Life and Nothing More (Abbas Kiarostami)

Some of the best recent films are Iranian, despite (or maybe because of) the country's rigidly strict censorship laws. In particular, the directors Abbas Kiarostami and Jafar Panahi are proof that severe limitations can actually be creatively freeing, and their films are some of the most formally inventive stuff of the past fifteen years. Kiarostami, especially, has created his own cinematic language. It's not the easiest style to jump into, and I admit being bored by parts of the first film of his I saw. I had the feeling, though, that the boredom was my fault, and I was intrigued enough by the film as a whole to check out some of his others. It's worth the effort, and Kiarostami's films give you as much, or more, than you put into them.

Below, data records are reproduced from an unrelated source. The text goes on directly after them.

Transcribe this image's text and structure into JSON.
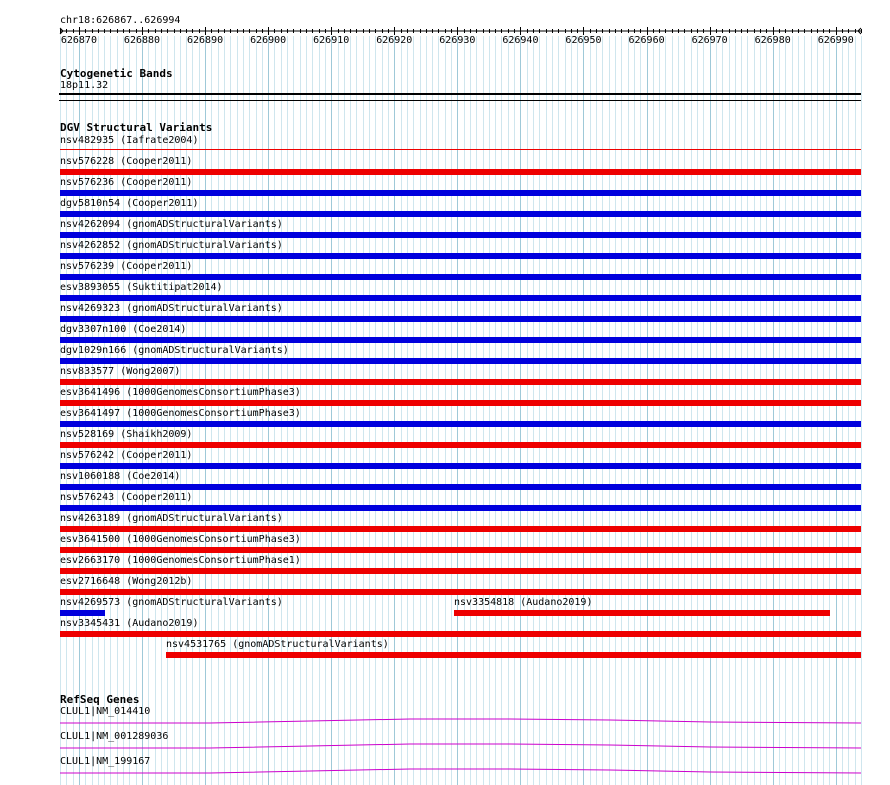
{
  "ruler": {
    "region": "chr18:626867..626994",
    "ticks": [
      "626870",
      "626880",
      "626890",
      "626900",
      "626910",
      "626920",
      "626930",
      "626940",
      "626950",
      "626960",
      "626970",
      "626980",
      "626990"
    ]
  },
  "cytoband": {
    "title": "Cytogenetic Bands",
    "band": "18p11.32"
  },
  "dgv": {
    "title": "DGV Structural Variants",
    "colors": {
      "loss": "#ee0000",
      "gain": "#0000dd"
    },
    "variants": [
      {
        "label": "nsv482935 (Iafrate2004)",
        "color": "loss",
        "bar": "thin"
      },
      {
        "label": "nsv576228 (Cooper2011)",
        "color": "loss"
      },
      {
        "label": "nsv576236 (Cooper2011)",
        "color": "gain"
      },
      {
        "label": "dgv5810n54 (Cooper2011)",
        "color": "gain"
      },
      {
        "label": "nsv4262094 (gnomADStructuralVariants)",
        "color": "gain"
      },
      {
        "label": "nsv4262852 (gnomADStructuralVariants)",
        "color": "gain"
      },
      {
        "label": "nsv576239 (Cooper2011)",
        "color": "gain"
      },
      {
        "label": "esv3893055 (Suktitipat2014)",
        "color": "gain"
      },
      {
        "label": "nsv4269323 (gnomADStructuralVariants)",
        "color": "gain"
      },
      {
        "label": "dgv3307n100 (Coe2014)",
        "color": "gain"
      },
      {
        "label": "dgv1029n166 (gnomADStructuralVariants)",
        "color": "gain"
      },
      {
        "label": "nsv833577 (Wong2007)",
        "color": "loss"
      },
      {
        "label": "esv3641496 (1000GenomesConsortiumPhase3)",
        "color": "loss"
      },
      {
        "label": "esv3641497 (1000GenomesConsortiumPhase3)",
        "color": "gain"
      },
      {
        "label": "nsv528169 (Shaikh2009)",
        "color": "loss"
      },
      {
        "label": "nsv576242 (Cooper2011)",
        "color": "gain"
      },
      {
        "label": "nsv1060188 (Coe2014)",
        "color": "gain"
      },
      {
        "label": "nsv576243 (Cooper2011)",
        "color": "gain"
      },
      {
        "label": "nsv4263189 (gnomADStructuralVariants)",
        "color": "loss"
      },
      {
        "label": "esv3641500 (1000GenomesConsortiumPhase3)",
        "color": "loss"
      },
      {
        "label": "esv2663170 (1000GenomesConsortiumPhase1)",
        "color": "loss"
      },
      {
        "label": "esv2716648 (Wong2012b)",
        "color": "loss"
      }
    ],
    "packed": [
      {
        "label": "nsv4269573 (gnomADStructuralVariants)",
        "color": "gain"
      },
      {
        "label": "nsv3354818 (Audano2019)",
        "color": "loss"
      },
      {
        "label": "nsv3345431 (Audano2019)",
        "color": "loss"
      },
      {
        "label": "nsv4531765 (gnomADStructuralVariants)",
        "color": "loss"
      }
    ]
  },
  "refseq": {
    "title": "RefSeq Genes",
    "color": "#cc00cc",
    "genes": [
      {
        "label": "CLUL1|NM_014410"
      },
      {
        "label": "CLUL1|NM_001289036"
      },
      {
        "label": "CLUL1|NM_199167"
      }
    ]
  }
}
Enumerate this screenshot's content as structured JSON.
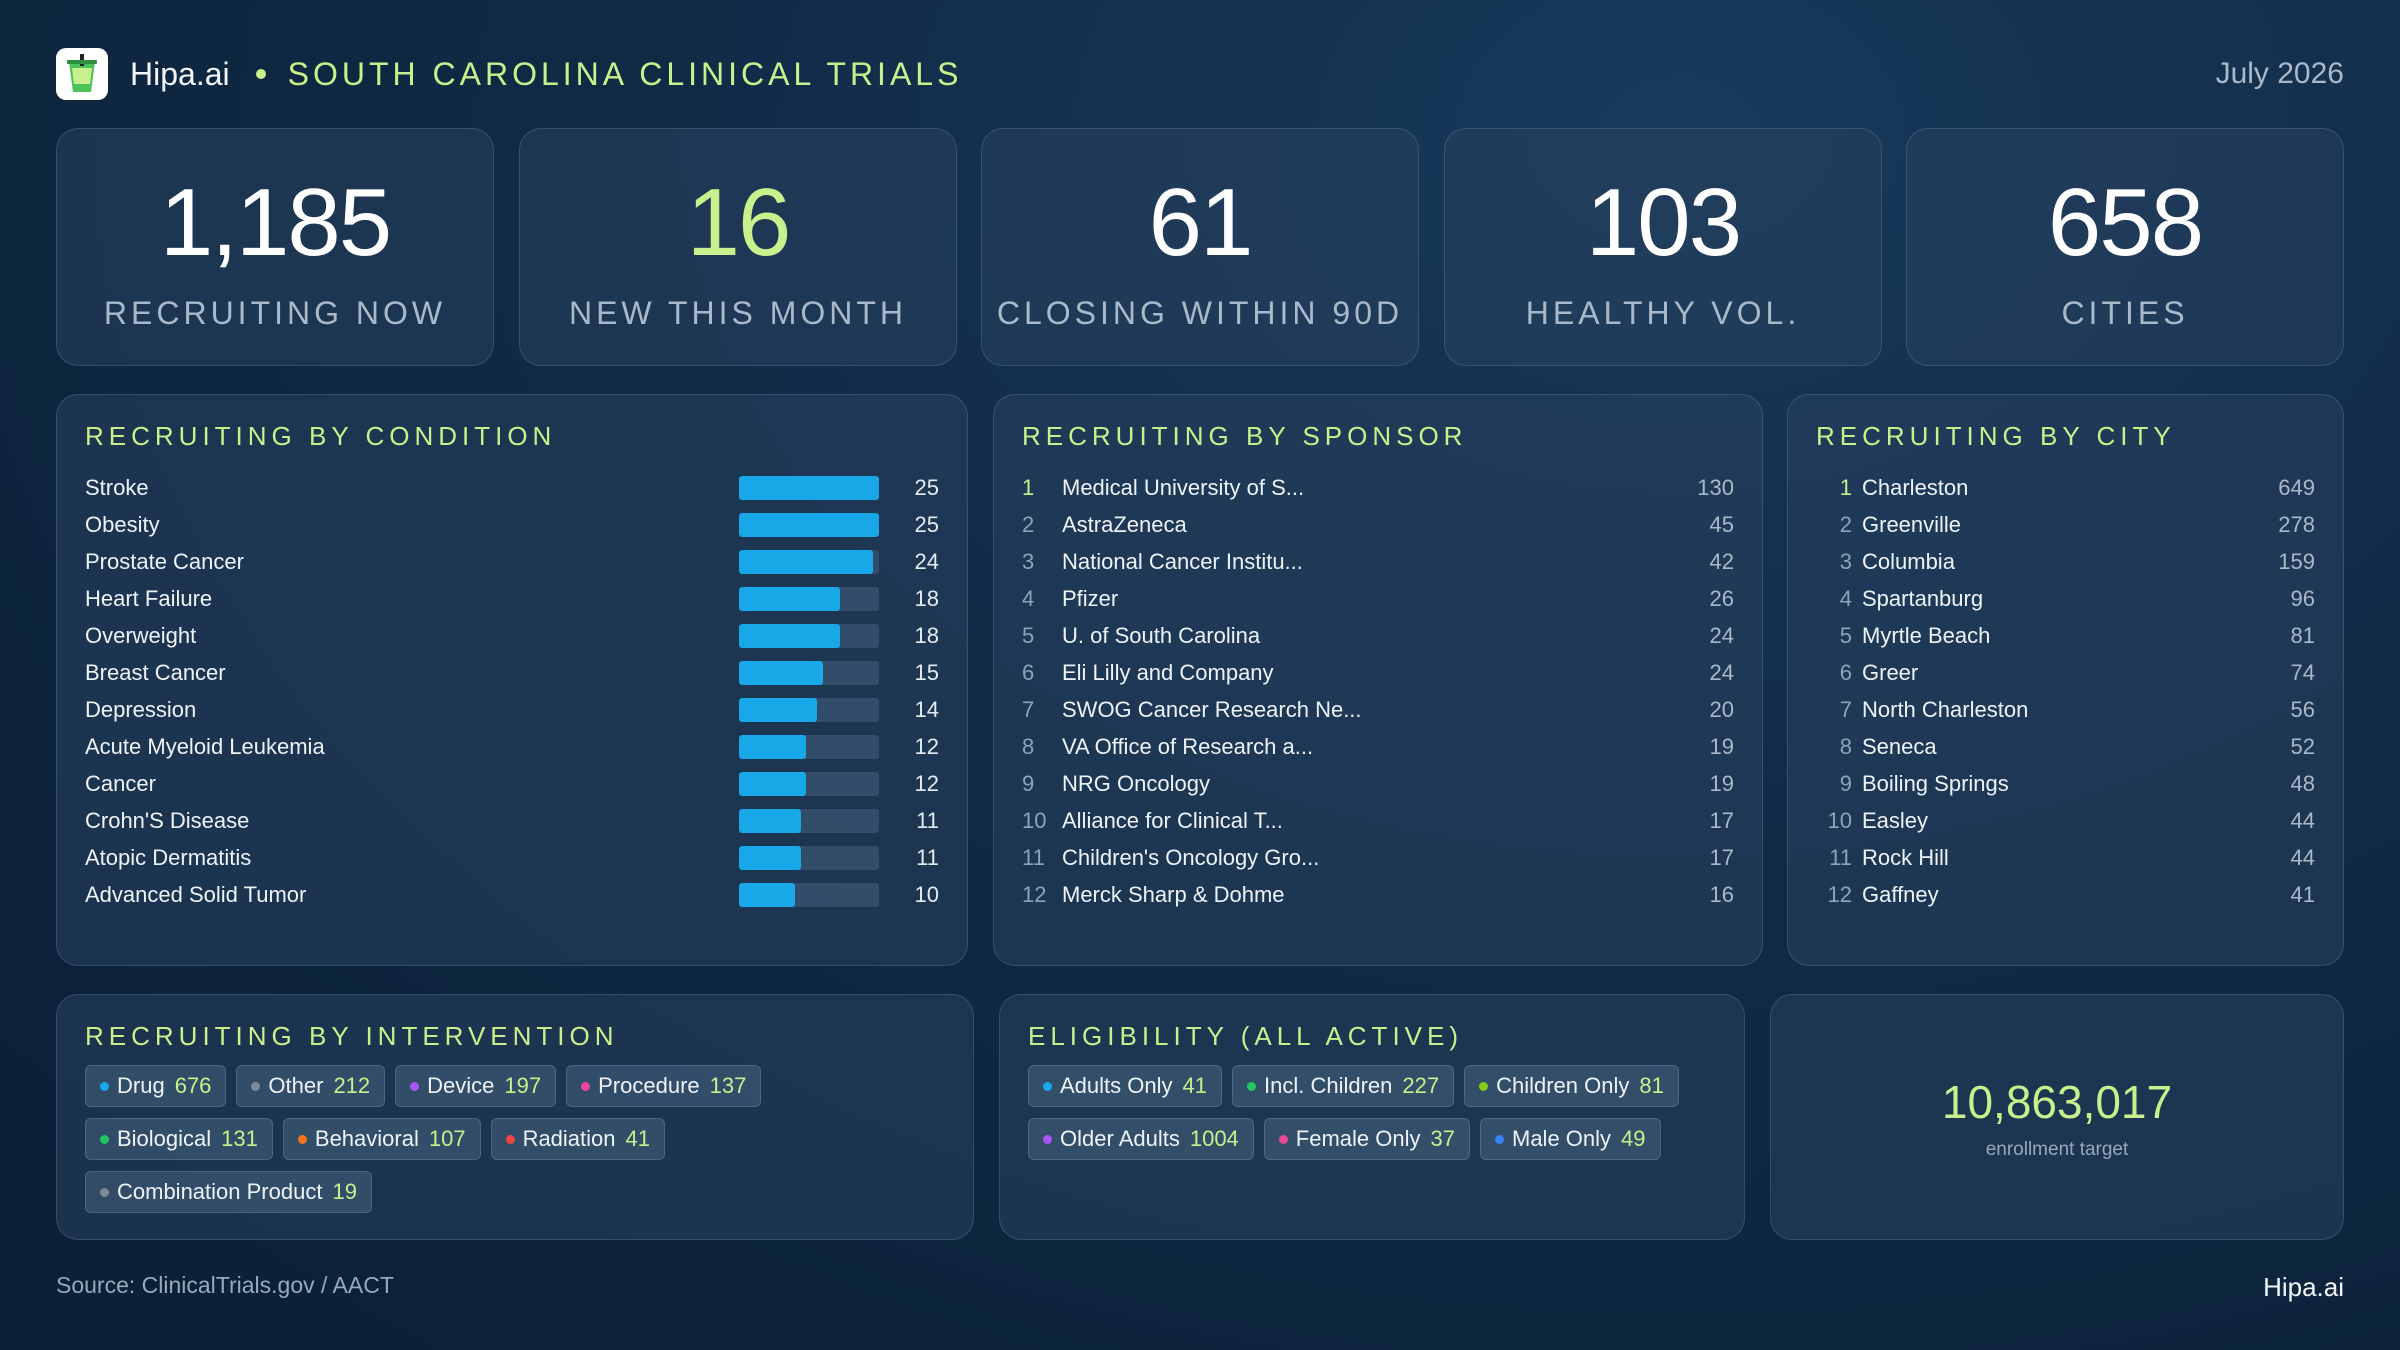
{
  "header": {
    "brand": "Hipa.ai",
    "title": "SOUTH CAROLINA CLINICAL TRIALS",
    "date": "July 2026"
  },
  "kpis": [
    {
      "value": "1,185",
      "label": "RECRUITING NOW"
    },
    {
      "value": "16",
      "label": "NEW THIS MONTH"
    },
    {
      "value": "61",
      "label": "CLOSING WITHIN 90D"
    },
    {
      "value": "103",
      "label": "HEALTHY VOL."
    },
    {
      "value": "658",
      "label": "CITIES"
    }
  ],
  "condition": {
    "title": "RECRUITING BY CONDITION",
    "max": 25,
    "items": [
      {
        "name": "Stroke",
        "value": 25
      },
      {
        "name": "Obesity",
        "value": 25
      },
      {
        "name": "Prostate Cancer",
        "value": 24
      },
      {
        "name": "Heart Failure",
        "value": 18
      },
      {
        "name": "Overweight",
        "value": 18
      },
      {
        "name": "Breast Cancer",
        "value": 15
      },
      {
        "name": "Depression",
        "value": 14
      },
      {
        "name": "Acute Myeloid Leukemia",
        "value": 12
      },
      {
        "name": "Cancer",
        "value": 12
      },
      {
        "name": "Crohn'S Disease",
        "value": 11
      },
      {
        "name": "Atopic Dermatitis",
        "value": 11
      },
      {
        "name": "Advanced Solid Tumor",
        "value": 10
      }
    ]
  },
  "sponsor": {
    "title": "RECRUITING BY SPONSOR",
    "items": [
      {
        "rank": "1",
        "name": "Medical University of S...",
        "value": "130"
      },
      {
        "rank": "2",
        "name": "AstraZeneca",
        "value": "45"
      },
      {
        "rank": "3",
        "name": "National Cancer Institu...",
        "value": "42"
      },
      {
        "rank": "4",
        "name": "Pfizer",
        "value": "26"
      },
      {
        "rank": "5",
        "name": "U. of South Carolina",
        "value": "24"
      },
      {
        "rank": "6",
        "name": "Eli Lilly and Company",
        "value": "24"
      },
      {
        "rank": "7",
        "name": "SWOG Cancer Research Ne...",
        "value": "20"
      },
      {
        "rank": "8",
        "name": "VA Office of Research a...",
        "value": "19"
      },
      {
        "rank": "9",
        "name": "NRG Oncology",
        "value": "19"
      },
      {
        "rank": "10",
        "name": "Alliance for Clinical T...",
        "value": "17"
      },
      {
        "rank": "11",
        "name": "Children's Oncology Gro...",
        "value": "17"
      },
      {
        "rank": "12",
        "name": "Merck Sharp & Dohme",
        "value": "16"
      }
    ]
  },
  "city": {
    "title": "RECRUITING BY CITY",
    "items": [
      {
        "rank": "1",
        "name": "Charleston",
        "value": "649"
      },
      {
        "rank": "2",
        "name": "Greenville",
        "value": "278"
      },
      {
        "rank": "3",
        "name": "Columbia",
        "value": "159"
      },
      {
        "rank": "4",
        "name": "Spartanburg",
        "value": "96"
      },
      {
        "rank": "5",
        "name": "Myrtle Beach",
        "value": "81"
      },
      {
        "rank": "6",
        "name": "Greer",
        "value": "74"
      },
      {
        "rank": "7",
        "name": "North Charleston",
        "value": "56"
      },
      {
        "rank": "8",
        "name": "Seneca",
        "value": "52"
      },
      {
        "rank": "9",
        "name": "Boiling Springs",
        "value": "48"
      },
      {
        "rank": "10",
        "name": "Easley",
        "value": "44"
      },
      {
        "rank": "11",
        "name": "Rock Hill",
        "value": "44"
      },
      {
        "rank": "12",
        "name": "Gaffney",
        "value": "41"
      }
    ]
  },
  "intervention": {
    "title": "RECRUITING BY INTERVENTION",
    "chips": [
      {
        "label": "Drug",
        "value": "676",
        "color": "#1aa7ec"
      },
      {
        "label": "Other",
        "value": "212",
        "color": "#7d8a98"
      },
      {
        "label": "Device",
        "value": "197",
        "color": "#a855f7"
      },
      {
        "label": "Procedure",
        "value": "137",
        "color": "#ec4899"
      },
      {
        "label": "Biological",
        "value": "131",
        "color": "#22c55e"
      },
      {
        "label": "Behavioral",
        "value": "107",
        "color": "#f97316"
      },
      {
        "label": "Radiation",
        "value": "41",
        "color": "#ef4444"
      },
      {
        "label": "Combination Product",
        "value": "19",
        "color": "#7d8a98"
      }
    ]
  },
  "eligibility": {
    "title": "ELIGIBILITY (ALL ACTIVE)",
    "chips": [
      {
        "label": "Adults Only",
        "value": "41",
        "color": "#1aa7ec"
      },
      {
        "label": "Incl. Children",
        "value": "227",
        "color": "#22c55e"
      },
      {
        "label": "Children Only",
        "value": "81",
        "color": "#84cc16"
      },
      {
        "label": "Older Adults",
        "value": "1004",
        "color": "#a855f7"
      },
      {
        "label": "Female Only",
        "value": "37",
        "color": "#ec4899"
      },
      {
        "label": "Male Only",
        "value": "49",
        "color": "#3b82f6"
      }
    ]
  },
  "enrollment": {
    "value": "10,863,017",
    "label": "enrollment target"
  },
  "footer": {
    "source": "Source: ClinicalTrials.gov / AACT",
    "brand": "Hipa.ai"
  }
}
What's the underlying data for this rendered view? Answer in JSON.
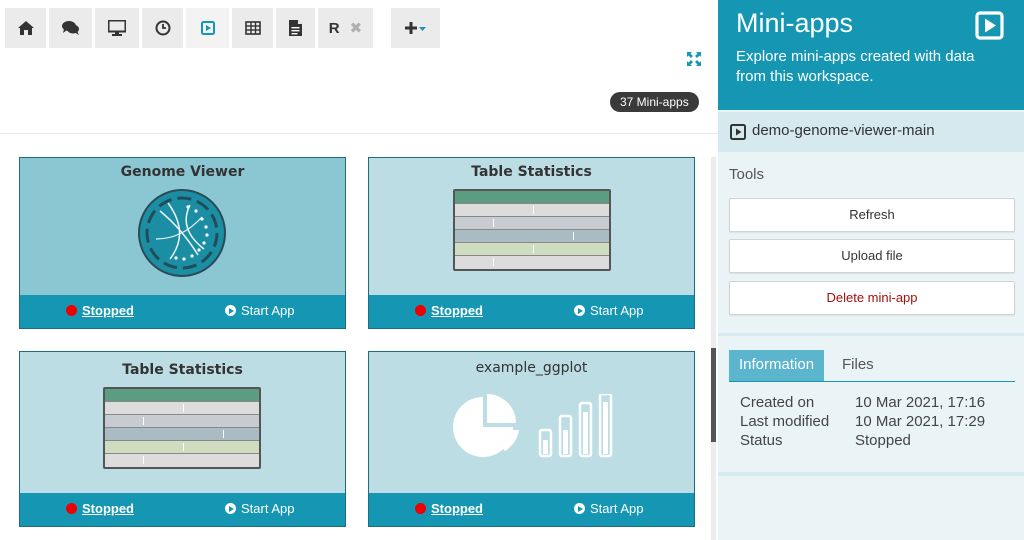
{
  "tabs": [
    {
      "icon": "home-icon"
    },
    {
      "icon": "chat-icon"
    },
    {
      "icon": "monitor-icon"
    },
    {
      "icon": "clock-icon"
    },
    {
      "icon": "play-square-icon",
      "active": true
    },
    {
      "icon": "table-icon"
    },
    {
      "icon": "document-icon"
    },
    {
      "label": "R",
      "close": "✖"
    },
    {
      "icon": "add-dropdown-icon"
    }
  ],
  "colors": {
    "accent": "#1597b4",
    "status_stopped": "#ee0000",
    "danger_text": "#a01010"
  },
  "count_badge": "37 Mini-apps",
  "cards": [
    {
      "title": "Genome Viewer",
      "status": "Stopped",
      "action": "Start App",
      "thumbnail": "genome-circle-icon"
    },
    {
      "title": "Table Statistics",
      "status": "Stopped",
      "action": "Start App",
      "thumbnail": "table-thumbnail"
    },
    {
      "title": "Table Statistics",
      "status": "Stopped",
      "action": "Start App",
      "thumbnail": "table-thumbnail"
    },
    {
      "title": "example_ggplot",
      "status": "Stopped",
      "action": "Start App",
      "thumbnail": "pie-bar-icon"
    }
  ],
  "panel": {
    "title": "Mini-apps",
    "description": "Explore mini-apps created with data from this workspace.",
    "selected_app": "demo-genome-viewer-main",
    "tools_label": "Tools",
    "buttons": {
      "refresh": "Refresh",
      "upload": "Upload file",
      "delete": "Delete mini-app"
    },
    "info_tabs": [
      "Information",
      "Files"
    ],
    "info": [
      {
        "key": "Created on",
        "value": "10 Mar 2021, 17:16"
      },
      {
        "key": "Last modified",
        "value": "10 Mar 2021, 17:29"
      },
      {
        "key": "Status",
        "value": "Stopped"
      }
    ]
  }
}
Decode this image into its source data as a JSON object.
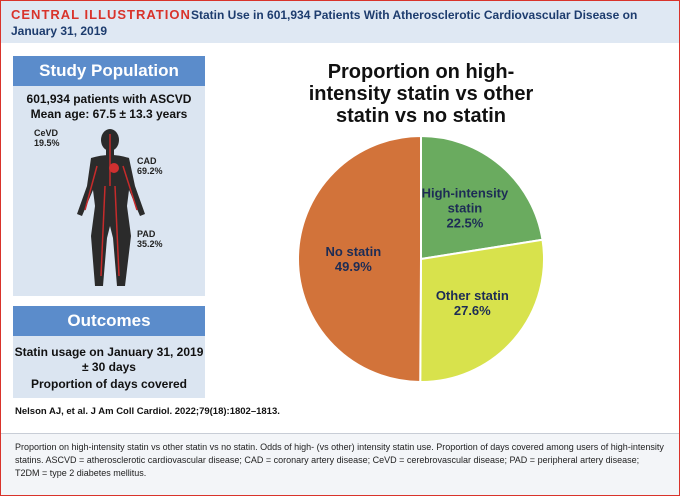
{
  "header": {
    "label": "CENTRAL ILLUSTRATION",
    "title": "Statin Use in 601,934 Patients With Atherosclerotic Cardiovascular Disease on January 31, 2019"
  },
  "study_population": {
    "heading": "Study Population",
    "lines": [
      "601,934  patients with ASCVD",
      "Mean age: 67.5 ± 13.3 years"
    ],
    "conditions": [
      {
        "name": "CeVD",
        "value": "19.5%"
      },
      {
        "name": "CAD",
        "value": "69.2%"
      },
      {
        "name": "PAD",
        "value": "35.2%"
      }
    ]
  },
  "outcomes": {
    "heading": "Outcomes",
    "lines": [
      "Statin usage on January 31, 2019",
      "± 30 days",
      "Proportion of days covered"
    ]
  },
  "citation": "Nelson AJ, et al. J Am Coll Cardiol. 2022;79(18):1802–1813.",
  "caption": "Proportion on high-intensity statin vs other statin vs no statin. Odds of high- (vs other) intensity statin use. Proportion of days covered among users of high-intensity statins. ASCVD = atherosclerotic cardiovascular disease; CAD = coronary artery disease; CeVD = cerebrovascular disease; PAD = peripheral artery disease; T2DM = type 2 diabetes mellitus.",
  "chart_data": {
    "type": "pie",
    "title": "Proportion on high-intensity statin vs other statin vs no statin",
    "categories": [
      "High-intensity statin",
      "Other statin",
      "No statin"
    ],
    "values": [
      22.5,
      27.6,
      49.9
    ],
    "value_labels": [
      "22.5%",
      "27.6%",
      "49.9%"
    ],
    "colors": [
      "#6aab5f",
      "#d8e24c",
      "#d2733a"
    ]
  }
}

Some of his trademarks include a use of non-professional actors, lots of driving and scenes shot inside moving cars, and endings that seem jarring, abrupt, or random but somehow appropriate. This may be my favorite of the four Kiarostami films I've seen so far. It's about a movie director and his young son driving from Tehran to a small town in the country after a devastating earthquake to see if some children who acted in one of his films are still alive. They find the main highway hopelessly clogged with traffic and veer off into sometimes severely quake-damaged back roads, talking to the villagers they meet along the way about their experiences during the quake. That's about it. It doesn't sound like much, but it's deceptively amazing how much it is.

1 comment:

Spacebeer said...

It took me a bit to warm up to Kiarostami as well, but now that I have, I just can't get enough. He has a way of looking at the things around him in the way you might look at them if you were there. And, while I'm not a huge fan of government censorship of the arts, I do think that Kiarostami and some other Iranian directors I've seen have been able to make really powerful and moving films within those contraints.